[aosd-discuss] Article on Aspect Oriented Programming in Heron

christopher diggins cdiggins at users.sourceforge.net
Sun Feb 8 20:17:48 EST 2004


----- Original Message ----- 
From: "Gregor Kiczales" <gregor at cs.ubc.ca>
To: "'christopher diggins'" <cdiggins at users.sourceforge.net>
Sent: Sunday, February 08, 2004 5:48 PM
Subject: RE: [aosd-discuss] Article on Aspect Oriented Programming in Heron


> I suggest you read the 01 AspectJ paper, or the CACM special issue on AOP,
> or other similar material.

I have read your 01 AspectJ paper
(http://www.cs.ubc.ca/~gregor/kiczales-ECOOP2001-AspectJ.pdf) and there is
no mention of the term obliviousness. There is a reference though to Filman
and Friedman (http://ic.arc.nasa.gov/~filman/text/oif/aop-is.pdf), who
provide the following statement :

"AOP can be understood as the desire to make quantified statements about the
behavior of programs, and to have these quantifications hold over programs
written by oblivious programmers."

Clifton and Leaves 03 (
http://www.cs.iastate.edu/~cclifton/papers/TR03-01.pdf ) make the following
attributation to Filman and Friedman :

"Filman and Friedman define obliviousness as the execution of additional
aspect-oriented code, A, without effort by the programmer of the
client code that A cross-cuts."

Neither of which are very satisfactory.

A google search gives me 4 results for "obliviousness principle".

Rather than continue on this wild goose chase for a definition which does
not seem to formally exist, I think I shall rely on your definition :

> The ability of an aspect to affect classes without the class or the
classes
> clients knowing about it is a central element of AOP -- the so-called
> obliviousness property. That property is critical when aspects scale up.

These are two separate properties, 1) target class being oblivious to the
aspect, 2) the classes clients not knowing about the aspect. I think we can
agree that Heron satisfies part 1 strongly and clearly. Part 2 is less
obvious and is only partially supported (a good thing).
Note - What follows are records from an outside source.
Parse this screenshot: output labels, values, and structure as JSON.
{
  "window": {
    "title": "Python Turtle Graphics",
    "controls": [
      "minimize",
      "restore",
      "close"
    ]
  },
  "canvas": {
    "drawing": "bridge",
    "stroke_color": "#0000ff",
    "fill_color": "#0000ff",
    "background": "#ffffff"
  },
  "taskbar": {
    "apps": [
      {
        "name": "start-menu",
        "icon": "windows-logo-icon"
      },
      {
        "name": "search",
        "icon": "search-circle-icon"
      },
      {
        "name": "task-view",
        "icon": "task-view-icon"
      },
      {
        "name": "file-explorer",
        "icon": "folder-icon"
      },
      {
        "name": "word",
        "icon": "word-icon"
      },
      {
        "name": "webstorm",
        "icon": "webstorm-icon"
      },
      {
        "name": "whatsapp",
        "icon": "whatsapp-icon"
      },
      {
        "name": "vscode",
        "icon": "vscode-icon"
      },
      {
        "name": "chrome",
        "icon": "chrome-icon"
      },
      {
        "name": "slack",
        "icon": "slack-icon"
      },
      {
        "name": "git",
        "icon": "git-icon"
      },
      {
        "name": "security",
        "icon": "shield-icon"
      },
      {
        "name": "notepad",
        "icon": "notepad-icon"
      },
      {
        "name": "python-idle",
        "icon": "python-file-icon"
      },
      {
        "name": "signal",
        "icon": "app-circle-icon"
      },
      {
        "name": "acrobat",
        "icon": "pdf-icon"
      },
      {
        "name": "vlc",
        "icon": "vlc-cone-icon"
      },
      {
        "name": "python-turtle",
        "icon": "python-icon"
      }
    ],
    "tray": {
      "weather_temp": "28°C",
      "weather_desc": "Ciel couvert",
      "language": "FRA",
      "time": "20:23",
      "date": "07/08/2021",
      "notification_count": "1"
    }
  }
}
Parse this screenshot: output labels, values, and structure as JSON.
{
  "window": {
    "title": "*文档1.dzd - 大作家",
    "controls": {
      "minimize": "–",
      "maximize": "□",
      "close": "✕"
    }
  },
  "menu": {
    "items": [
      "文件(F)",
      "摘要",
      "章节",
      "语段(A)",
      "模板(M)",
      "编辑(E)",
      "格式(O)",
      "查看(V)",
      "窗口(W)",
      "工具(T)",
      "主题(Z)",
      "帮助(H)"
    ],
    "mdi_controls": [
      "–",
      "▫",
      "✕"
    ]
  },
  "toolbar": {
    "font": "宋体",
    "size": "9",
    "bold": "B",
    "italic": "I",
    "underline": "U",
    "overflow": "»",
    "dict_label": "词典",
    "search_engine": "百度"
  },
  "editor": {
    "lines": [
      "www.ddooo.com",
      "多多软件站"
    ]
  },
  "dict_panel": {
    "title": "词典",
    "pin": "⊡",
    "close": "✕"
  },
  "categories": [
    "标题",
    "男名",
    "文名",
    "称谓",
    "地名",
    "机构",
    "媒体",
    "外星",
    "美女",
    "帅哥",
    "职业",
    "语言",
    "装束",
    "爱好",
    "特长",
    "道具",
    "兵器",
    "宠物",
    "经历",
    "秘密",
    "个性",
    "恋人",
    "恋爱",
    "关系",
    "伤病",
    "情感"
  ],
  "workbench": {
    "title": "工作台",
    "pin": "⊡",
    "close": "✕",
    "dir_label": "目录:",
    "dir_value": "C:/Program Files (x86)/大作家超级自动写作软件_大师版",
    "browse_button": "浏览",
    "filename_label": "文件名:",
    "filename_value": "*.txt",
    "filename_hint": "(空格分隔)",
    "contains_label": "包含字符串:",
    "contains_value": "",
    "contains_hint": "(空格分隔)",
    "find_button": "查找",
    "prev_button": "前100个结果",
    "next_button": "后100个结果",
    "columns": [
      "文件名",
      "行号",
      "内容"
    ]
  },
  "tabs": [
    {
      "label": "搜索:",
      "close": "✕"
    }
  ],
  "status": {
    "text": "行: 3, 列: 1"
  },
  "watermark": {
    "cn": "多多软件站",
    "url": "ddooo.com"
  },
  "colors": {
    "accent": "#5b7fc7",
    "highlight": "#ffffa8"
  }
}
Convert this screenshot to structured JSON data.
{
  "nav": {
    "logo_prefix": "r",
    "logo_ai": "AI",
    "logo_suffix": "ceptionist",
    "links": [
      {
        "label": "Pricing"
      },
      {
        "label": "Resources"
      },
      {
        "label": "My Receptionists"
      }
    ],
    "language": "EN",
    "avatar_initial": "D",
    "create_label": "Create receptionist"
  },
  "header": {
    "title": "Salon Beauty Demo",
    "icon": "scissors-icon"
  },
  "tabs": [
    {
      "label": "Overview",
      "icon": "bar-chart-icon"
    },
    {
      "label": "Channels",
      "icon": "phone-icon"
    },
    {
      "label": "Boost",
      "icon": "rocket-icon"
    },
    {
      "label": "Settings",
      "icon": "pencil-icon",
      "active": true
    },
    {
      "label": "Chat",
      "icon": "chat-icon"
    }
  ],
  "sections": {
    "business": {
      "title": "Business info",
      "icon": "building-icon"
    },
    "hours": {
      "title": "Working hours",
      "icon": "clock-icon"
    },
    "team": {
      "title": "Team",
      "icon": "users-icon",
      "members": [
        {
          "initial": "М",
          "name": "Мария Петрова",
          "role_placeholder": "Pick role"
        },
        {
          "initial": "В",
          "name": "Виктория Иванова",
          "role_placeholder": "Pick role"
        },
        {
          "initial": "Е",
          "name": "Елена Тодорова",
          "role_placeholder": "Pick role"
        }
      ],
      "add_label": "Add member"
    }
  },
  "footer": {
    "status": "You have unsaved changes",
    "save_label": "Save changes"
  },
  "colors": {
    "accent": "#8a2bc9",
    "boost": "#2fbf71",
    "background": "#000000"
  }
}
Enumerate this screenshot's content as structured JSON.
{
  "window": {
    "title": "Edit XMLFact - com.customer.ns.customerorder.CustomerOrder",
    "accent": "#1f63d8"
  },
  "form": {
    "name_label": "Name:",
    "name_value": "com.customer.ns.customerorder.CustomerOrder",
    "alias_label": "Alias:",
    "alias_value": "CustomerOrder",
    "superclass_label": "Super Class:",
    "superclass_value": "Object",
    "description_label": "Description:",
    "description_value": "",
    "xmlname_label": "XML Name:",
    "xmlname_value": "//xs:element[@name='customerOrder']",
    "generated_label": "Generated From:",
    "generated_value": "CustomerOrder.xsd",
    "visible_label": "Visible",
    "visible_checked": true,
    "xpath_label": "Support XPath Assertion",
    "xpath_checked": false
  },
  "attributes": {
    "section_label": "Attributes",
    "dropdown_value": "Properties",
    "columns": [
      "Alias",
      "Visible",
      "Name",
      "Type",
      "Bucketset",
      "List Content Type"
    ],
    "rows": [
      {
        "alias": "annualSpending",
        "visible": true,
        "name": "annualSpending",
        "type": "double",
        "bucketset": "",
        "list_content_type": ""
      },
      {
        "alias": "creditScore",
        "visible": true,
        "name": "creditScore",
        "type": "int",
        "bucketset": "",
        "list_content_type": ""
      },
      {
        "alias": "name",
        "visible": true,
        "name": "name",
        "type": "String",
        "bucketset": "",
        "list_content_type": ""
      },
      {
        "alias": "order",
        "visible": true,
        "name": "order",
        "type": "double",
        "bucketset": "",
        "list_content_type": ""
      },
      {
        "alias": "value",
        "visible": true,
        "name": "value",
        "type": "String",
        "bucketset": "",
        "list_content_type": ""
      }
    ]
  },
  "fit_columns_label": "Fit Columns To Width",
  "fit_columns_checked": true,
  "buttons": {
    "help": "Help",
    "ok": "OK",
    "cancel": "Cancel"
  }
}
In order to maintain the mixin and have the new mixin type compatable with
Point, we would need cast to an interface supported by Point or more
specifically by crosscut_pt. Heron is special in that it is polymorphic only
on interfaces, there is no class inheritance whatsoever.

Our earlier example was too trivial so here is a better example, where
CPoint implements an interface IPoint. This is important so that there is no
loss between CPoint and crosscut(CPoint, ANY_CUTPOINT, ANY_ASPECT); We don't
require clients to know anything about ANY_ASPECT but we do require them to
be sufficiently prepared so as to accept a polymorphic type.

interface IPoint {
  contract
    SetX(int x);
    SetY(int y);
    GetX() : int;
    GetY() : int;
}

class CPoint {
  implements
    IPoint;
  fields
    int fx;
    int fy;
}
CPoint.SetX(int x) { fx := x; };
CPoint.SetY(int y) { fy := y; };
CPoint.GetX() : int { result := x; };
CPoint.GetY() : int { result := y; };

interface IMove {
  contract
    SetX(int x);
    SetY(int y);
}

class CLogAspect {
  implements
    IAspect;
}

CLogAspect.BeforeFxn(function f) {
  Log(f.Name);
}

CLogAspect.AfterFxn() {
  // noop;
}

typealias CC_CPoint crosscut(CPoint, IMove, CLogAspect);

client1(IPoint& i) {
  int x := i.GetX(); // Doesn't log anything
  i.SetX(5); // Logs "SetX"
}

client2(IMove& i) {
  int x := i.GetX(); // illegal! Throws compile time error, GetX is not part
of IMove
  i.SetX(12); // Logs "SetX"
}

main() {
  CC_Point x1 ~= new CC_CPoint();
  pt.SetX(4);
  pt.SetY(5);
  client1(pt);
  client2(pt);
}

I think that I have adequately satisfied the Obliviousness principle, at
least to a degree which would not inhibit the scalability of the Heron
approach to Aspect oriented programming. A crosscut point will always be
fully compatable with IPoint plus any newly introduced interfaces no matter
how many times we crosscut it with new and arbitrary aspects.

> The scheme you have seems more like just mixins, although I've never seen
a
> mixin scheme where you can cast away the mixin. I would think that would
> make for very fragile code.

I don't see how you can make that conclusion. A mixin in Heron is a form of
multiple inheritance. How could allowing a downcast lead to fragile code?